A fan of double carbs in the morning? Go for an Ulster fry (that's the one on the left), with soda bread (top left) and potato bread (bottom left)...Or just load your soda up with butter
Soda bread is apparently related to the mighty wheaten bread (only the flour is different) but we’re talking distant cousins here, rather than siblings, as personally, I see no resemblance. You’re most likely to find soda bread in the middle of #allthecarbs in a huge Ulster Fry.
As the name suggests, soda bread is leavened with bicarbonate of soda rather than yeast, but you don’t need to worry about the details of the recipe, just know this: cheddar melted on a slice of soda under the grill is more cheesy deliciousness than you can handle.
Another unique aspect of an Ulster Fry is potato bread, a hybrid of two of the best carbs (gnocchi, who?). Affectionately dubbed ‘wobbly’ by my Irish relatives (when it’s fried up, it goes a bit wobbly, you see), there are few breakfasts more satisfying than fried up potato bread with sausage, bacon and a fried egg. Add a healthy dollop of ketchup (just don’t tell my Irish grandparents about that last bit – they wouldn’t approve!).
Sticking with the bread theme, Veda is another must-try Northern Irish loaf. The best way I can describe this is akin to Soreen malted loaf, only without the raisins. Although it’s a sweet loaf, this tastes really good topped with cheese (but hey, what doesn’t?). Top tip: Buy the pre-sliced version as it can often be tricky to cut.
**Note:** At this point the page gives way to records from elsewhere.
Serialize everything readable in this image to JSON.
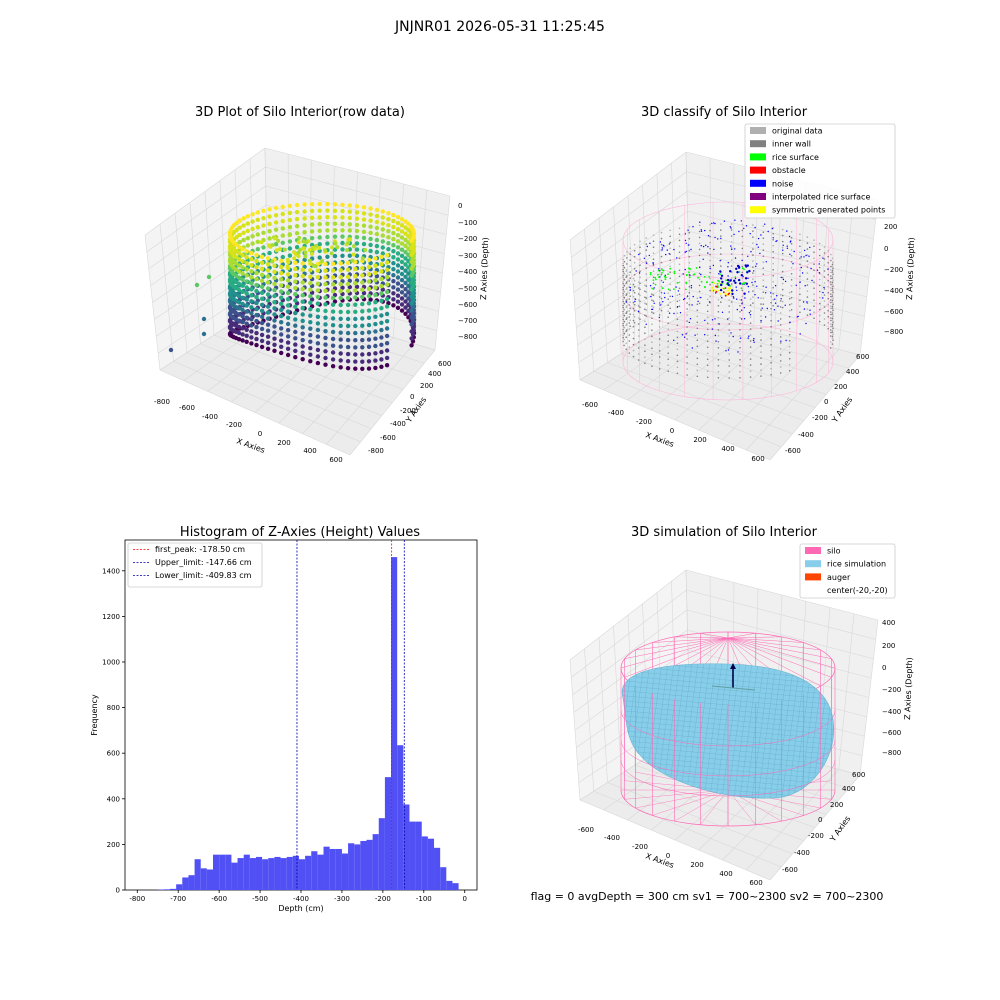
{
  "figure": {
    "suptitle": "JNJNR01 2026-05-31 11:25:45",
    "footer": "flag = 0     avgDepth = 300 cm  sv1 = 700~2300  sv2 = 700~2300"
  },
  "panels": {
    "raw": {
      "title": "3D Plot of Silo Interior(row data)",
      "xlabel": "X Axies",
      "ylabel": "Y Axies",
      "zlabel": "Z Axies (Depth)",
      "xticks": [
        "-800",
        "-600",
        "-400",
        "-200",
        "0",
        "200",
        "400",
        "600"
      ],
      "yticks": [
        "-800",
        "-600",
        "-400",
        "-200",
        "0",
        "200",
        "400",
        "600"
      ],
      "zticks": [
        "0",
        "−100",
        "−200",
        "−300",
        "−400",
        "−500",
        "−600",
        "−700",
        "−800"
      ]
    },
    "classify": {
      "title": "3D classify of Silo Interior",
      "xlabel": "X Axies",
      "ylabel": "Y Axies",
      "zlabel": "Z Axies (Depth)",
      "xticks": [
        "-600",
        "-400",
        "-200",
        "0",
        "200",
        "400",
        "600"
      ],
      "yticks": [
        "-600",
        "-400",
        "-200",
        "0",
        "200",
        "400",
        "600"
      ],
      "zticks": [
        "200",
        "0",
        "−200",
        "−400",
        "−600",
        "−800"
      ],
      "legend": [
        {
          "label": "original data",
          "color": "#b0b0b0"
        },
        {
          "label": "inner wall",
          "color": "#808080"
        },
        {
          "label": "rice surface",
          "color": "#00ff00"
        },
        {
          "label": "obstacle",
          "color": "#ff0000"
        },
        {
          "label": "noise",
          "color": "#0000ff"
        },
        {
          "label": "interpolated rice surface",
          "color": "#800080"
        },
        {
          "label": "symmetric generated points",
          "color": "#ffff00"
        }
      ]
    },
    "simulation": {
      "title": "3D simulation of Silo Interior",
      "xlabel": "X Axies",
      "ylabel": "Y Axies",
      "zlabel": "Z Axies (Depth)",
      "xticks": [
        "-600",
        "-400",
        "-200",
        "0",
        "200",
        "400",
        "600"
      ],
      "yticks": [
        "-600",
        "-400",
        "-200",
        "0",
        "200",
        "400",
        "600"
      ],
      "zticks": [
        "400",
        "200",
        "0",
        "−200",
        "−400",
        "−600",
        "−800"
      ],
      "legend": [
        {
          "label": "silo",
          "color": "#ff69b4"
        },
        {
          "label": "rice simulation",
          "color": "#87ceeb"
        },
        {
          "label": "auger",
          "color": "#ff4500"
        },
        {
          "label": "center(-20,-20)",
          "color": ""
        }
      ]
    }
  },
  "chart_data": {
    "type": "bar",
    "title": "Histogram of Z-Axies (Height) Values",
    "xlabel": "Depth (cm)",
    "ylabel": "Frequency",
    "xlim": [
      -830,
      30
    ],
    "ylim": [
      0,
      1535
    ],
    "xticks": [
      -800,
      -700,
      -600,
      -500,
      -400,
      -300,
      -200,
      -100,
      0
    ],
    "yticks": [
      0,
      200,
      400,
      600,
      800,
      1000,
      1200,
      1400
    ],
    "bar_color": "#5050f5",
    "bin_start": -750,
    "bin_width": 15,
    "values": [
      2,
      3,
      5,
      25,
      55,
      65,
      135,
      95,
      90,
      155,
      155,
      155,
      120,
      140,
      155,
      140,
      145,
      135,
      140,
      145,
      140,
      145,
      150,
      135,
      150,
      170,
      155,
      190,
      180,
      180,
      160,
      205,
      200,
      215,
      220,
      245,
      315,
      495,
      1460,
      635,
      375,
      300,
      300,
      235,
      225,
      185,
      100,
      40,
      30
    ],
    "legend_position": "upper left",
    "vlines": [
      {
        "label": "first_peak: -178.50 cm",
        "x": -178.5,
        "color": "#ff0000"
      },
      {
        "label": "Upper_limit: -147.66 cm",
        "x": -147.66,
        "color": "#0000aa"
      },
      {
        "label": "Lower_limit: -409.83 cm",
        "x": -409.83,
        "color": "#0000aa"
      }
    ]
  }
}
Looking for vegetables? You won't find them in a veggie roll!
Veggies and vegans: Don’t be fooled by the word ‘veggie’ in the title, this meaty feast is not your friend. ‘Veggie’ roll is in fact a roll of cuts of beef and pork mashed with onions and leeks with a sprinkling of herbs in it. Like most Northern Irish foods, just fry it and see!
Champ; an excellent excuse to consume an excessive amounts of proper butter
Champ is essential buttery mashed potato with spring onions mixed in, so what’s not to love, right? Now, if a local insists on putting ‘scallions’ in the champ, don’t be alarmed: scallions is ‘Norn Iron spake’ for spring onions. Either way you say it, champ is a great way to liven up the lowly mashed potato and it goes really well with white fish.
15 is the quantity of each ingredient...or how long in seconds until you've devoured the whole plate
Fifteens are a sweet treat of a traybake that are set in the fridge, rather than baked. The name comes from the fact there are fifteen of each ingredient: 15 crushed up digestives, 15 glacé cherries, 15 cut up marshmallows, plus a tin of sweetened condensed milk.
Form the mixture into a large sausage shape and cover in desiccated coconut before wrapping in cling film and refrigerating for a few hours. Once they’re set, slice into pieces and enjoy with a cuppa tea!
English with Linguistics | 2nd year | Huddersfield, England
I am 19 year old Yorkshire lad, born and bred but now studying English with Linguistics at Queen's. I decided to come to over to Northern Ireland after many holidays visiting family across the country. I am part of the university politics society and the debating society. This semester I'm also doing a French language course - wish me luck! I'm a keen swimmer which is certainly needed when this country has so much good food to offer!